Manifestantes incendeiam casas e carros em protestos anti-imigração na Irlanda do Norte
Homens mascarados expulsaram famílias de suas casas ao atearem fogo nelas em Belfast, em uma onda de violência anti-imigração na noite de terça-feira, depois que um homem sudanês foi acusado por um ataque a faca, informou a primeira-ministra da Irlanda do Norte, Michelle O’Neill.
Centenas de manifestantes, muitos com os rostos cobertos, atacaram a polícia e incendiaram veículos em vários locais da Irlanda do Norte após o vídeo do ataque a faca, que deixou uma pessoa com ferimentos graves no pescoço e na cabeça, viralizar.
Várias casas podiam ser vistas queimando na cidade na noite de terça-feira. Um vídeo transmitido pela BBC mostrou a polícia ajudando uma família a escapar de uma casa em chamas.
Não pode haver desculpa nem justificativa para esses ataques nesta noite — disse O’Neill em um comunicado. "Grupos de homens mascarados expulsando famílias de suas casas pelo fogo é nada menos que uma covardia repugnante."

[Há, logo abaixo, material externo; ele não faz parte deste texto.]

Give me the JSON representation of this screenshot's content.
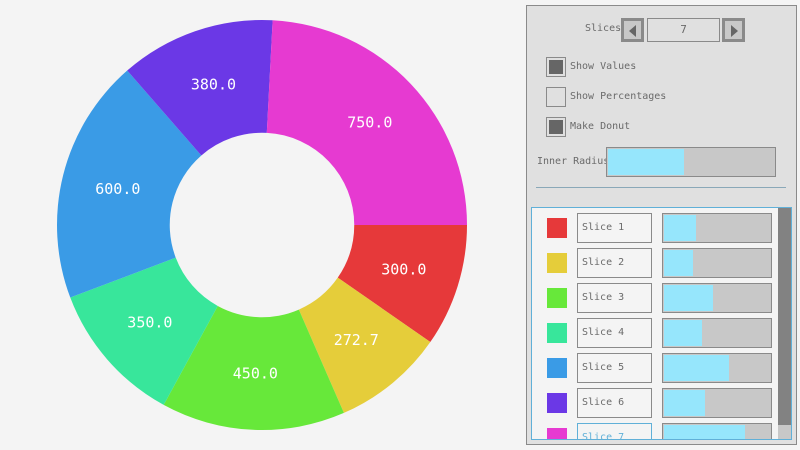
{
  "chart_data": {
    "type": "pie",
    "donut": true,
    "inner_radius_fraction": 0.45,
    "start_angle": "3 o'clock, clockwise",
    "show_values": true,
    "show_percentages": false,
    "categories": [
      "Slice 1",
      "Slice 2",
      "Slice 3",
      "Slice 4",
      "Slice 5",
      "Slice 6",
      "Slice 7"
    ],
    "values": [
      300.0,
      272.7,
      450.0,
      350.0,
      600.0,
      380.0,
      750.0
    ],
    "value_labels": [
      "300.0",
      "272.7",
      "450.0",
      "350.0",
      "600.0",
      "380.0",
      "750.0"
    ],
    "colors": [
      "#e6393a",
      "#e5cd3a",
      "#67e83a",
      "#38e69b",
      "#3a9be6",
      "#6b38e6",
      "#e63ad1"
    ]
  },
  "controls": {
    "slices_label": "Slices",
    "slices_value": "7",
    "show_values_label": "Show Values",
    "show_values": true,
    "show_percentages_label": "Show Percentages",
    "show_percentages": false,
    "make_donut_label": "Make Donut",
    "make_donut": true,
    "inner_radius_label": "Inner Radius",
    "inner_radius": 0.45
  },
  "slider_max": 1000
}
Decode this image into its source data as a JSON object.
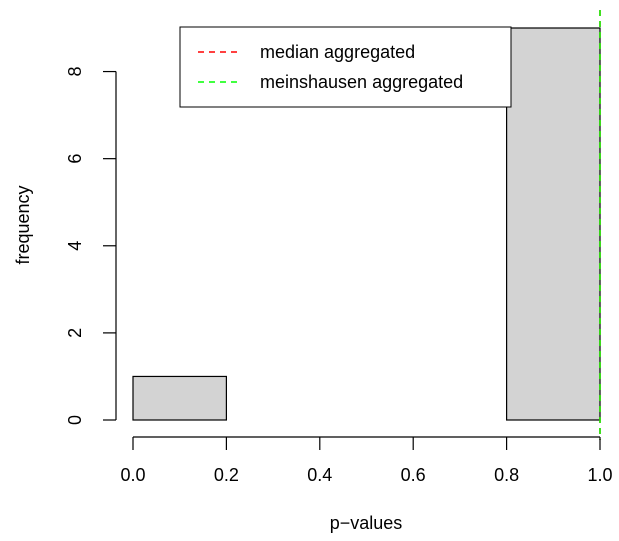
{
  "chart_data": {
    "type": "histogram",
    "title": "",
    "xlabel": "p−values",
    "ylabel": "frequency",
    "bins": [
      {
        "from": 0.0,
        "to": 0.2,
        "count": 1
      },
      {
        "from": 0.2,
        "to": 0.4,
        "count": 0
      },
      {
        "from": 0.4,
        "to": 0.6,
        "count": 0
      },
      {
        "from": 0.6,
        "to": 0.8,
        "count": 0
      },
      {
        "from": 0.8,
        "to": 1.0,
        "count": 9
      }
    ],
    "xlim": [
      0.0,
      1.0
    ],
    "ylim": [
      0,
      9
    ],
    "x_ticks": [
      {
        "value": 0.0,
        "label": "0.0"
      },
      {
        "value": 0.2,
        "label": "0.2"
      },
      {
        "value": 0.4,
        "label": "0.4"
      },
      {
        "value": 0.6,
        "label": "0.6"
      },
      {
        "value": 0.8,
        "label": "0.8"
      },
      {
        "value": 1.0,
        "label": "1.0"
      }
    ],
    "y_ticks": [
      {
        "value": 0,
        "label": "0"
      },
      {
        "value": 2,
        "label": "2"
      },
      {
        "value": 4,
        "label": "4"
      },
      {
        "value": 6,
        "label": "6"
      },
      {
        "value": 8,
        "label": "8"
      }
    ],
    "bar_color": "#d3d3d3",
    "reference_lines": [
      {
        "name": "median aggregated",
        "x": 1.0,
        "color": "#ff0000",
        "style": "dashed"
      },
      {
        "name": "meinshausen aggregated",
        "x": 1.0,
        "color": "#00ff00",
        "style": "dashed"
      }
    ],
    "legend_position": "top-right",
    "grid": false
  }
}
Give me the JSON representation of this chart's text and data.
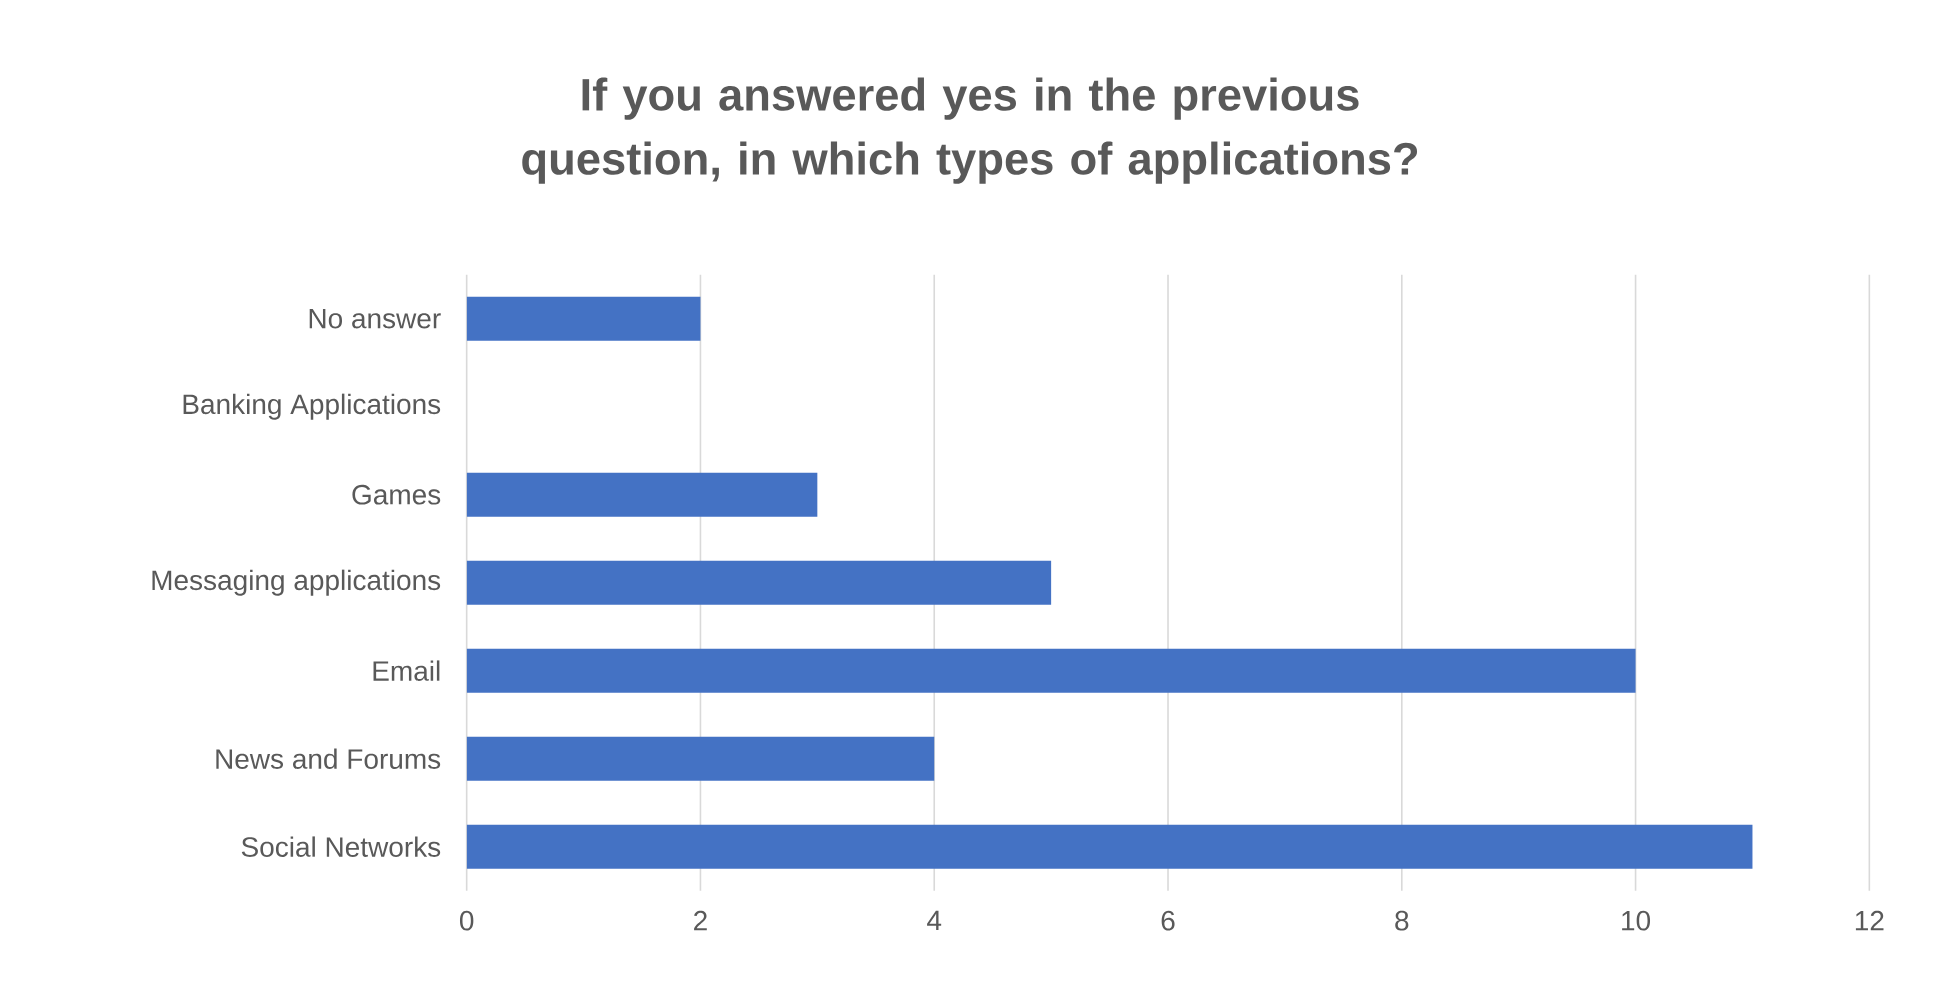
{
  "chart_data": {
    "type": "bar",
    "orientation": "horizontal",
    "title": "If you answered yes in the previous question, in which types of applications?",
    "categories": [
      "No answer",
      "Banking Applications",
      "Games",
      "Messaging applications",
      "Email",
      "News and Forums",
      "Social Networks"
    ],
    "values": [
      2,
      0,
      3,
      5,
      10,
      4,
      11
    ],
    "color": "#4472c4",
    "xlim": [
      0,
      12
    ],
    "xticks": [
      0,
      2,
      4,
      6,
      8,
      10,
      12
    ],
    "grid": "x"
  }
}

Um carro em chamas no leste de Belfast , durante um protesto após um ataque com faca em 8 de junho que deixou um homem gravemente ferido e levou a polícia a declarar estado crítico, em Belfast , Irlanda do Norte
Isabel Infantes / Reuters
Ataque a faca 'revoltante' desencadeia violência
O primeiro-ministro britânico, Keir Starmer, descreveu o ataque a faca inicial, que ocorreu no norte de Belfast no final da noite de segunda-feira, como "revoltante".
O ataque, que no momento não está sendo tratado como terrorismo, ocorre em um período de fortes tensões no Reino Unido após o assassinato de um estudante que foi algemado pela polícia enquanto agonizava por ferimentos de faca, depois que seu assassino, um homem sikh, alegou falsamente ter sofrido um ataque racista.
O episódio também se segue a repetidos protestos sobre imigração, com partidos populistas afirmando que a política de asilo do Reino Unido permitiu a entrada de homens perigosos no país. Houve distúrbios anti-imigração na Irlanda do Norte no ano passado em meio à indignação por uma suposta agressão sexual.
Manifestantes se reúnem na Praça do Parlamento após um ataque com faca em Belfast , em 8 de junho, que deixou um homem gravemente ferido e levou a polícia a declarar um incidente crítico, em Londres
Chris J. Ratcliffe / Reuters
Veículos incendiados pela cidade
Jovens mascarados se reuniram em vários pontos de Belfast no início da noite de terça-feira, com a polícia respondendo ao implantar veículos blindados. Manifestantes atearam fogo a vários veículos pela cidade, incluindo um ônibus no leste de Belfast.
A BBC informou que uma multidão de 100 homens arrombou portas e quebrou janelas de casas em uma rua no leste de Belfast.
Eles estão sendo expulsos apenas por serem negros — disse o pastor Jack McKee à BBC após ataques a residências no norte da cidade.
O suspeito do esfaqueamento, um cidadão sudanês de 30 anos, foi indiciado na noite de terça-feira por tentativa de homicídio, posse de objeto cortante ou perfurante em local público e ameaça de morte.
Ele deve comparecer ao Tribunal de Magistrados de Belfast na quarta-feira.
A vítima, um homem na faixa dos 40 anos, sofreu ferimentos significativos nos olhos e cortes no rosto e nas costas durante o ataque "brutal", com uma faca de cozinha tendo sido encontrada no local, informou o vice-chefe de polícia da Irlanda do Norte, Ryan Henderson.
Imagens mostraram vários membros do público tentando afastar o agressor antes da chegada da polícia, e eles foram creditados por oficiais graduados por salvarem a vida do homem.
Os líderes dos principais partidos políticos da Irlanda do Norte condenaram conjuntamente o ataque, chamando-o de "horrível", e também pediram calma, afirmando que os distúrbios apenas prejudicariam suas próprias comunidades.